Alors Océane recueille et peint les paradoxes qui subliment notre territoire.
« Cette beauté de notre terre, de notre mer, la bonté des gens, mais derrière, il y a l’envers du décor dont on ne parle pas. Les violences intra-familiales mais aussi tout ce qui est lié à l’environnement et à la crise identitaire de nos jeunes et de nos moins jeunes. »
« Si on est mieux dans notre tête, peut-être qu’on peut être mieux pour le monde. »
Pour la psychologue, la violence conjugale ou intra-familiale est souvent perpétuée lorsque les mots ne viennent pas, lorsque tu n’as pas eu le droit d’avoir les mots ou que l’on ne t’as pas appris les mots. Ici, l’impossibilité de discuter engendre la violence.
« La violence devient un moyen de communication, parfois pour exprimer un mal-être, une souffrance ou ses émotions. »
Si elle peut s’adresser à toutes les femmes de Polynésie :
« Pour une bataille personnelle, un petit pea pea3 ou au contraire un cancer, une grande bataille, quelque chose d’énorme à vivre, positif comme négatif, il faut croire en soi d’abord. On est seul mais accompagnée. »
En ce qui concerne les projets futurs de l’artiste et de la psychologue, il faut s’attendre à « tous et à rien ». Elle nous donne des pistes quand elle nous dit qu’en mars prochain, elle travaillera sur les violences intra-familiales au lycée Diadème avec d’autres artistes locaux. Le 28 octobre, Océane réalisera une peinture en live dans les jardins de Paofai de 08h30 à 16h30 pour la ligue contre le cancer. La toile sera remise à la ligue à la fin de la journée.
Extrait d’un des textes présenté lors de sa première exposition :
« Je ne pourrai jamais oublier le jour où j’ai levé la main sur ma femme. J’ai conscience que rien n’excuse ma violence et mon geste. Ce jour-là, une grande dispute a éclaté. Mon jeune fils était présent. Le coup est parti, j’ai frappé ma femme devant lui. Mon fils s’est tout de suite interposé. Il m’a supplié d’arrêter. J’ai eu comme un flash à ce moment-là. Je me suis vu à sa place, au même âge. Mon père frappait souvent ma mère et je m’interposais. Je lui hurlais d’arrêter. Je me souviens de la peur et de la haine que j’avais contre lui. Finalement je suis devenu tout ce que je ne voulais pas devenir. Depuis ce jour, j’ai décidé que j’allais changer ma vie et celle de mon fils. Je veux lui montrer l’exemple et casser les chaines que notre famille se transmet de génération en génération.
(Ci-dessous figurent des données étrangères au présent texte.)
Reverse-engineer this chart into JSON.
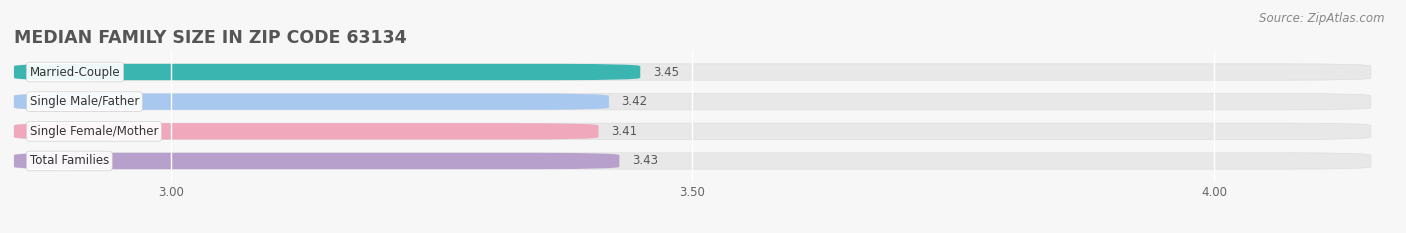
{
  "title": "MEDIAN FAMILY SIZE IN ZIP CODE 63134",
  "source": "Source: ZipAtlas.com",
  "categories": [
    "Married-Couple",
    "Single Male/Father",
    "Single Female/Mother",
    "Total Families"
  ],
  "values": [
    3.45,
    3.42,
    3.41,
    3.43
  ],
  "bar_colors": [
    "#3ab5b0",
    "#a8c8f0",
    "#f0a8bc",
    "#b8a0cc"
  ],
  "xlim": [
    2.85,
    4.15
  ],
  "xticks": [
    3.0,
    3.5,
    4.0
  ],
  "background_color": "#f7f7f7",
  "bar_bg_color": "#e8e8e8",
  "title_fontsize": 12.5,
  "label_fontsize": 8.5,
  "value_fontsize": 8.5,
  "source_fontsize": 8.5,
  "bar_height": 0.55,
  "bar_gap": 1.0
}
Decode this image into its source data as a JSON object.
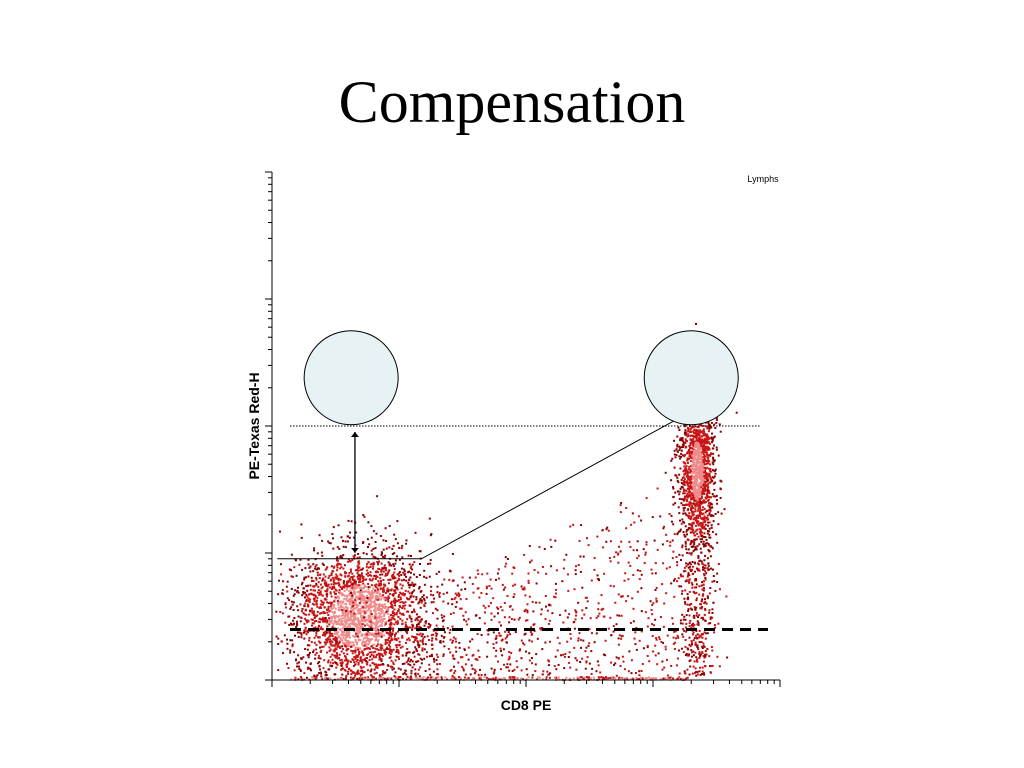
{
  "slide": {
    "title": "Compensation"
  },
  "chart_data": {
    "type": "scatter",
    "title": "",
    "xlabel": "CD8 PE",
    "ylabel": "PE-Texas Red-H",
    "xscale": "log",
    "yscale": "log",
    "xlim": [
      1,
      10000
    ],
    "ylim": [
      1,
      10000
    ],
    "gate_label": "Lymphs",
    "grid": false,
    "legend": "none",
    "colors": {
      "dots_dense": "#f08a8a",
      "dots": "#c81414",
      "dots_dark": "#8a0000",
      "circle_fill": "#e6f2f4",
      "lines": "#000000"
    },
    "populations": [
      {
        "name": "CD8-negative",
        "x_median": 4.8,
        "y_median": 3.2,
        "x_spread_decades": 0.35,
        "y_spread_decades": 0.38
      },
      {
        "name": "CD8-positive",
        "x_median": 2200,
        "y_median": 45,
        "x_spread_decades": 0.12,
        "y_spread_decades": 0.45
      },
      {
        "name": "diagonal-scatter",
        "x_range": [
          30,
          2000
        ],
        "y_relation": "scattered below diagonal gate"
      }
    ],
    "reference_lines": {
      "dotted_horizontal_y": 100,
      "dashed_horizontal_y": 2.5,
      "gate_polyline": [
        [
          1.1,
          9
        ],
        [
          15,
          9
        ],
        [
          4000,
          190
        ]
      ]
    },
    "circles": [
      {
        "x": 4.2,
        "y": 240
      },
      {
        "x": 2000,
        "y": 240
      }
    ],
    "arrow": {
      "x": 4.5,
      "y_from": 100,
      "y_to": 9,
      "bidirectional": true
    }
  }
}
Ce n’est pas une fatalité, nous pouvons sortir de la violence. »
1 L’adjectif faʼaʼamu désigne les personnes et les pratiques autour du faʼaʼamuraʼa, les pratiques traditionnelles d’adoption ouverte, de confiage et de don d’enfant en Polynésie française, extrêmement répandues.
2 Une thérapie qui utilise la stimulation sensorielle bi-alternée (droite-gauche) en se pratiquant par les mouvements des yeux. Elle a pour objectif de guérir les traumatismes psychiques et les problèmes névrotiques.
3 Les tâura sont des animaux, végétaux et minéraux qui sont « alliés » avec des êtres humains, des familles, des clans.
4 Dans ce contexte : souci/problème.